MUSICA › OPINION
› Por Eduardo Fabregat
El Cosquín Rock 2007 vino a marcar el punto más bajo en la autoconciencia del rock argentino, que durante muchos años supo ser bastante alta. Difícil desprenderse de la sensación de a nadie le importa. Salvo contadas excepciones, desde enero de 2005 los músicos argentinos le esquivan el bulto a Cromañón, y sobre todo a las responsabilidades que le caben a la banda que organizó esa maldita fecha: off the record abundan los músicos, promotores, managers y laburantes del medio en general que, con sobrado conocimiento de causa, reconocen las negligencias de Callejeros en la producción de sus shows y las mentiras lanzadas después de la tragedia. Pero cuando los grabadores se encienden impera la estrategia del avestruz, casi todos se excusan porque “es un tema complejo”, por no pegarle a alguien del rock, por cola de paja, por cuidar la quintita propia. En Córdoba, el cartel del rock argentino volvió a integrar a Callejeros, que tras las bravatas de aquel regreso en el Chateau (“Chúpenla, por caretas”) ahora opta directamente por el silencio. Sobre el escenario ya ni se menciona a Cromañón, todo es “una nueva fiesta”, y aquí no ha pasado nada. ¿Aquí no ha pasado nada?

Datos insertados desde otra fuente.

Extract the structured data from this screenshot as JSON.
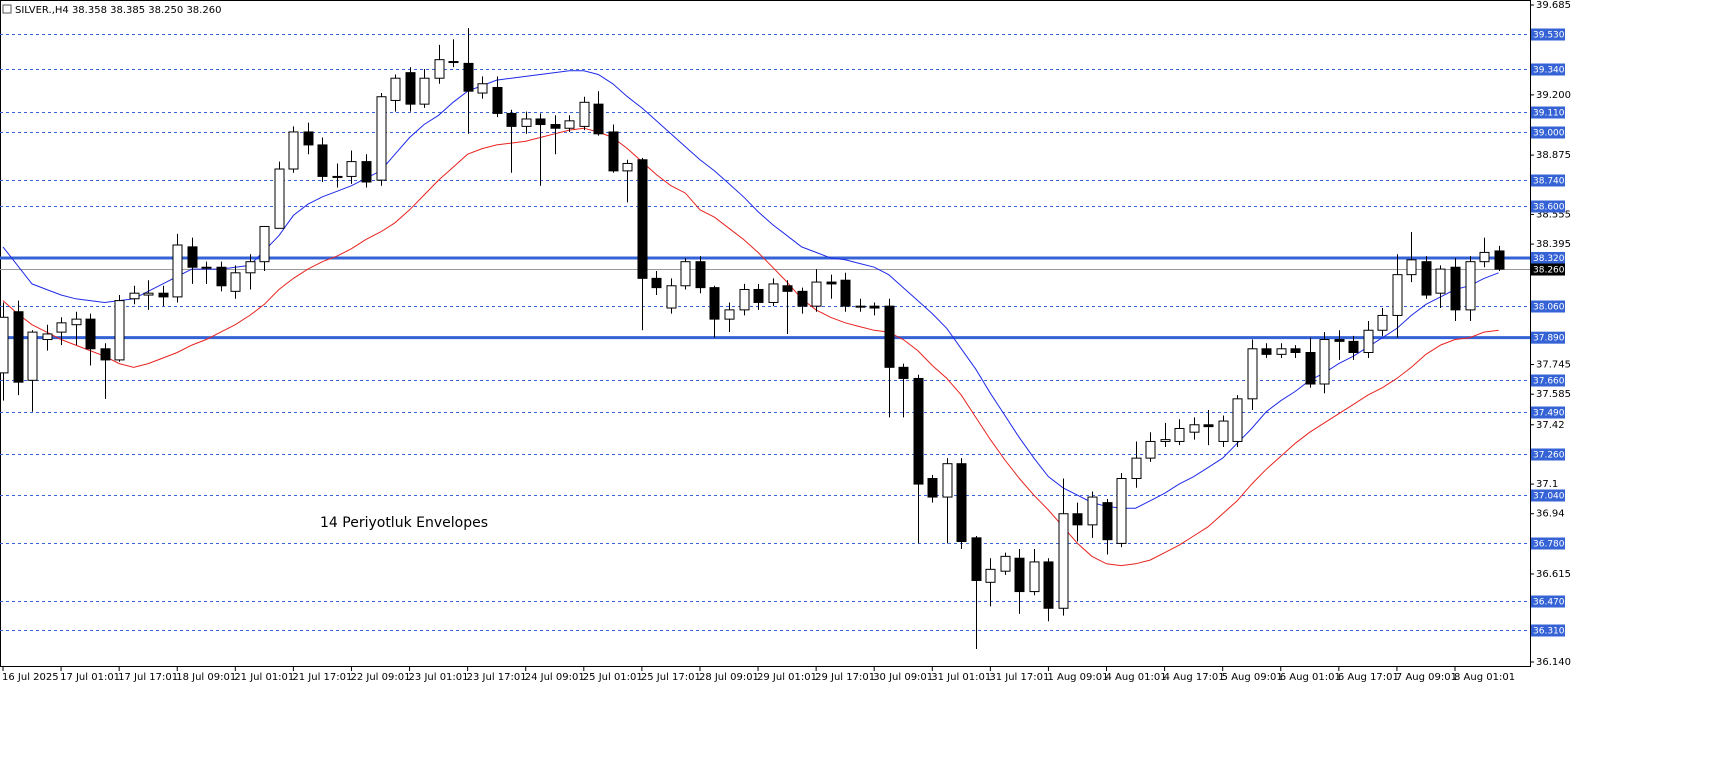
{
  "chart_data": {
    "type": "candlestick",
    "title": "SILVER.,H4 38.358 38.385 38.250 38.260",
    "annotation": "14 Periyotluk Envelopes",
    "categories": [
      "16 Jul 2025",
      null,
      null,
      null,
      "17 Jul 01:01",
      null,
      null,
      null,
      "17 Jul 17:01",
      null,
      null,
      null,
      "18 Jul 09:01",
      null,
      null,
      null,
      "21 Jul 01:01",
      null,
      null,
      null,
      "21 Jul 17:01",
      null,
      null,
      null,
      "22 Jul 09:01",
      null,
      null,
      null,
      "23 Jul 01:01",
      null,
      null,
      null,
      "23 Jul 17:01",
      null,
      null,
      null,
      "24 Jul 09:01",
      null,
      null,
      null,
      "25 Jul 01:01",
      null,
      null,
      null,
      "25 Jul 17:01",
      null,
      null,
      null,
      "28 Jul 09:01",
      null,
      null,
      null,
      "29 Jul 01:01",
      null,
      null,
      null,
      "29 Jul 17:01",
      null,
      null,
      null,
      "30 Jul 09:01",
      null,
      null,
      null,
      "31 Jul 01:01",
      null,
      null,
      null,
      "31 Jul 17:01",
      null,
      null,
      null,
      "1 Aug 09:01",
      null,
      null,
      null,
      "4 Aug 01:01",
      null,
      null,
      null,
      "4 Aug 17:01",
      null,
      null,
      null,
      "5 Aug 09:01",
      null,
      null,
      null,
      "6 Aug 01:01",
      null,
      null,
      null,
      "6 Aug 17:01",
      null,
      null,
      null,
      "7 Aug 09:01",
      null,
      null,
      null,
      "8 Aug 01:01",
      null,
      null,
      null
    ],
    "open": [
      37.7,
      38.03,
      37.66,
      37.88,
      37.92,
      37.96,
      37.99,
      37.83,
      37.77,
      38.1,
      38.12,
      38.13,
      38.11,
      38.38,
      38.27,
      38.27,
      38.14,
      38.24,
      38.3,
      38.48,
      38.8,
      39.0,
      38.93,
      38.76,
      38.76,
      38.84,
      38.74,
      39.17,
      39.32,
      39.15,
      39.29,
      39.38,
      39.37,
      39.21,
      39.24,
      39.1,
      39.03,
      39.07,
      39.04,
      39.02,
      39.03,
      39.15,
      39.0,
      38.79,
      38.85,
      38.21,
      38.05,
      38.17,
      38.3,
      38.16,
      37.99,
      38.04,
      38.15,
      38.08,
      38.17,
      38.14,
      38.06,
      38.19,
      38.2,
      38.06,
      38.06,
      38.06,
      37.73,
      37.67,
      37.13,
      37.03,
      37.21,
      36.81,
      36.57,
      36.63,
      36.7,
      36.52,
      36.68,
      36.43,
      36.94,
      36.88,
      37.0,
      36.78,
      37.13,
      37.24,
      37.33,
      37.33,
      37.38,
      37.42,
      37.33,
      37.33,
      37.56,
      37.83,
      37.8,
      37.83,
      37.81,
      37.64,
      37.88,
      37.87,
      37.81,
      37.93,
      38.01,
      38.23,
      38.3,
      38.13,
      38.27,
      38.04,
      38.3,
      38.358
    ],
    "high": [
      38.08,
      38.09,
      37.93,
      37.96,
      38.0,
      38.03,
      38.02,
      37.86,
      38.12,
      38.17,
      38.2,
      38.17,
      38.45,
      38.43,
      38.3,
      38.3,
      38.28,
      38.34,
      38.49,
      38.84,
      39.03,
      39.05,
      38.97,
      38.83,
      38.9,
      38.88,
      39.21,
      39.31,
      39.35,
      39.34,
      39.47,
      39.5,
      39.56,
      39.3,
      39.3,
      39.12,
      39.11,
      39.1,
      39.09,
      39.09,
      39.19,
      39.22,
      39.04,
      38.85,
      38.86,
      38.25,
      38.21,
      38.32,
      38.33,
      38.17,
      38.08,
      38.18,
      38.18,
      38.21,
      38.2,
      38.16,
      38.26,
      38.23,
      38.24,
      38.1,
      38.08,
      38.1,
      37.75,
      37.69,
      37.15,
      37.24,
      37.24,
      36.82,
      36.7,
      36.73,
      36.75,
      36.75,
      36.7,
      37.13,
      37.0,
      37.06,
      37.02,
      37.16,
      37.33,
      37.38,
      37.43,
      37.45,
      37.46,
      37.5,
      37.47,
      37.58,
      37.88,
      37.86,
      37.86,
      37.85,
      37.89,
      37.92,
      37.93,
      37.9,
      37.98,
      38.05,
      38.34,
      38.46,
      38.33,
      38.28,
      38.32,
      38.33,
      38.43,
      38.385
    ],
    "low": [
      37.55,
      37.58,
      37.49,
      37.82,
      37.85,
      37.85,
      37.74,
      37.56,
      37.76,
      38.07,
      38.04,
      38.06,
      38.08,
      38.18,
      38.18,
      38.14,
      38.1,
      38.15,
      38.25,
      38.48,
      38.78,
      38.88,
      38.73,
      38.7,
      38.72,
      38.7,
      38.71,
      39.11,
      39.11,
      39.13,
      39.26,
      39.35,
      38.99,
      39.18,
      39.08,
      38.78,
      38.99,
      38.71,
      38.88,
      39.0,
      39.01,
      38.98,
      38.78,
      38.62,
      37.93,
      38.12,
      38.02,
      38.15,
      38.13,
      37.89,
      37.92,
      38.01,
      38.04,
      38.06,
      37.91,
      38.02,
      38.03,
      38.1,
      38.03,
      38.03,
      38.01,
      37.46,
      37.46,
      36.78,
      37.0,
      36.78,
      36.75,
      36.21,
      36.44,
      36.61,
      36.4,
      36.5,
      36.36,
      36.39,
      36.79,
      36.81,
      36.72,
      36.76,
      37.08,
      37.22,
      37.3,
      37.31,
      37.34,
      37.31,
      37.3,
      37.3,
      37.5,
      37.78,
      37.78,
      37.78,
      37.62,
      37.59,
      37.77,
      37.77,
      37.78,
      37.9,
      37.89,
      38.19,
      38.1,
      38.05,
      37.98,
      37.98,
      38.27,
      38.25
    ],
    "close": [
      38.0,
      37.65,
      37.92,
      37.91,
      37.97,
      37.99,
      37.83,
      37.77,
      38.09,
      38.13,
      38.13,
      38.11,
      38.39,
      38.27,
      38.27,
      38.17,
      38.24,
      38.3,
      38.49,
      38.8,
      39.0,
      38.93,
      38.76,
      38.76,
      38.84,
      38.73,
      39.19,
      39.29,
      39.15,
      39.29,
      39.39,
      39.38,
      39.22,
      39.26,
      39.1,
      39.03,
      39.07,
      39.04,
      39.02,
      39.06,
      39.16,
      38.99,
      38.79,
      38.83,
      38.21,
      38.16,
      38.17,
      38.3,
      38.16,
      37.99,
      38.04,
      38.15,
      38.08,
      38.18,
      38.14,
      38.06,
      38.19,
      38.18,
      38.06,
      38.06,
      38.05,
      37.73,
      37.67,
      37.1,
      37.03,
      37.21,
      36.79,
      36.58,
      36.64,
      36.71,
      36.52,
      36.68,
      36.43,
      36.94,
      36.88,
      37.03,
      36.8,
      37.13,
      37.24,
      37.33,
      37.34,
      37.4,
      37.42,
      37.41,
      37.44,
      37.56,
      37.83,
      37.8,
      37.83,
      37.81,
      37.64,
      37.88,
      37.87,
      37.81,
      37.93,
      38.01,
      38.23,
      38.31,
      38.12,
      38.26,
      38.04,
      38.3,
      38.35,
      38.26
    ],
    "up_color": "#ffffff",
    "down_color": "#000000",
    "series": [
      {
        "color": "#1f2be8",
        "values": [
          38.38,
          38.28,
          38.18,
          38.15,
          38.12,
          38.1,
          38.09,
          38.08,
          38.09,
          38.1,
          38.14,
          38.18,
          38.22,
          38.26,
          38.26,
          38.26,
          38.27,
          38.28,
          38.36,
          38.44,
          38.55,
          38.61,
          38.65,
          38.68,
          38.71,
          38.75,
          38.79,
          38.88,
          38.97,
          39.04,
          39.09,
          39.16,
          39.22,
          39.25,
          39.28,
          39.29,
          39.3,
          39.31,
          39.32,
          39.33,
          39.33,
          39.31,
          39.26,
          39.19,
          39.13,
          39.06,
          38.99,
          38.92,
          38.85,
          38.79,
          38.72,
          38.65,
          38.57,
          38.5,
          38.44,
          38.38,
          38.35,
          38.32,
          38.31,
          38.29,
          38.27,
          38.23,
          38.16,
          38.09,
          38.02,
          37.94,
          37.83,
          37.72,
          37.59,
          37.47,
          37.35,
          37.24,
          37.14,
          37.08,
          37.04,
          37.0,
          36.98,
          36.97,
          36.97,
          37.01,
          37.05,
          37.1,
          37.14,
          37.19,
          37.24,
          37.32,
          37.4,
          37.49,
          37.55,
          37.6,
          37.66,
          37.7,
          37.75,
          37.79,
          37.84,
          37.89,
          37.94,
          38.01,
          38.07,
          38.11,
          38.15,
          38.17,
          38.21,
          38.24
        ]
      },
      {
        "color": "#e8231f",
        "values": [
          38.09,
          38.02,
          37.96,
          37.92,
          37.88,
          37.85,
          37.82,
          37.79,
          37.75,
          37.73,
          37.75,
          37.78,
          37.81,
          37.85,
          37.88,
          37.92,
          37.96,
          38.01,
          38.07,
          38.15,
          38.21,
          38.26,
          38.3,
          38.33,
          38.37,
          38.42,
          38.46,
          38.51,
          38.58,
          38.66,
          38.74,
          38.81,
          38.88,
          38.91,
          38.93,
          38.94,
          38.95,
          38.97,
          38.99,
          39.01,
          39.02,
          39.0,
          38.97,
          38.91,
          38.84,
          38.77,
          38.71,
          38.67,
          38.58,
          38.54,
          38.48,
          38.42,
          38.35,
          38.27,
          38.19,
          38.1,
          38.04,
          38.0,
          37.97,
          37.95,
          37.93,
          37.92,
          37.88,
          37.82,
          37.74,
          37.67,
          37.58,
          37.46,
          37.34,
          37.23,
          37.13,
          37.04,
          36.96,
          36.87,
          36.78,
          36.71,
          36.67,
          36.66,
          36.67,
          36.69,
          36.73,
          36.77,
          36.82,
          36.87,
          36.94,
          37.01,
          37.1,
          37.18,
          37.25,
          37.32,
          37.38,
          37.43,
          37.48,
          37.53,
          37.58,
          37.62,
          37.67,
          37.73,
          37.8,
          37.85,
          37.88,
          37.89,
          37.92,
          37.93
        ]
      }
    ],
    "ylim": [
      36.14,
      39.685
    ],
    "yticks": [
      39.685,
      {
        "value": 39.2,
        "label": "39.200"
      },
      38.875,
      38.555,
      38.395,
      37.745,
      37.585,
      37.42,
      37.1,
      36.94,
      36.615,
      {
        "value": 36.14,
        "label": "36.140"
      }
    ],
    "levels": [
      {
        "value": 39.53,
        "label": "39.530"
      },
      {
        "value": 39.34,
        "label": "39.340"
      },
      {
        "value": 39.11,
        "label": "39.110"
      },
      {
        "value": 39.0,
        "label": "39.000"
      },
      {
        "value": 38.74,
        "label": "38.740"
      },
      {
        "value": 38.6,
        "label": "38.600"
      },
      {
        "value": 38.06,
        "label": "38.060"
      },
      {
        "value": 37.66,
        "label": "37.660"
      },
      {
        "value": 37.49,
        "label": "37.490"
      },
      {
        "value": 37.26,
        "label": "37.260"
      },
      {
        "value": 37.04,
        "label": "37.040"
      },
      {
        "value": 36.78,
        "label": "36.780"
      },
      {
        "value": 36.47,
        "label": "36.470"
      },
      {
        "value": 36.31,
        "label": "36.310"
      }
    ],
    "key_levels": [
      {
        "value": 38.32,
        "label": "38.320"
      },
      {
        "value": 37.89,
        "label": "37.890"
      }
    ],
    "level_color": "#3563d6",
    "current_price": {
      "value": 38.26,
      "label": "38.260"
    },
    "current_price_color": "#000000"
  }
}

A fines del año pasado, el anuncio de Callejeros en Cosquín pudo haber abierto una nueva puerta para que el necesario debate se produjera de una vez. Pero ni siquiera la frontal actitud de Catupecu Machu, la única banda que declaró no querer compartir ni un letrero con el grupo, sirvió para que se pusieran las cartas sobre la mesa y se discutieran las cosas que siguen sin discutir. Como señala Roque Casciero en esta página, parece cada vez más amplio el abismo que separa a unos y otros. La actitud celebratoria de las bandas pro Callejeros, el festejo del retorno del grupo en aras de la “libertad de expresión” por encima de las responsabilidades penales, la pose vindicativa de Fontanet demuestran que el debate es una moneda cada vez más rara. Pasó Cosquín y pasó Callejeros, y el cacerolazo de los familiares indignados en el Obelisco queda tapado por el ruido de Córdoba, la teoría de que todo el que no adhiere a la versión callejera de los hechos es un careta.
Resulta triste que el rock argentino, otrora tan vivaz, tan atento a evitar la manipulación barata de su historia, esté hoy ganado por semejante inercia, esta mansa aceptación de la ausencia de análisis y discusión, esta resolución del conflicto por la vía de poner a todos los grupos “amigos” en una fecha aparte y listo, esta vista gorda ante un grupo cuyas negligencias siguen pagando casi todos. Igualmente triste es el saldo artístico: si las canciones que sonaron en San Roque el domingo (el día de mayor convocatoria) representan el futuro del rock argentino, habrá que empezar a acostumbrarse a algo inédito en su riquísimo historial, que la berretada sea la norma. Una pena.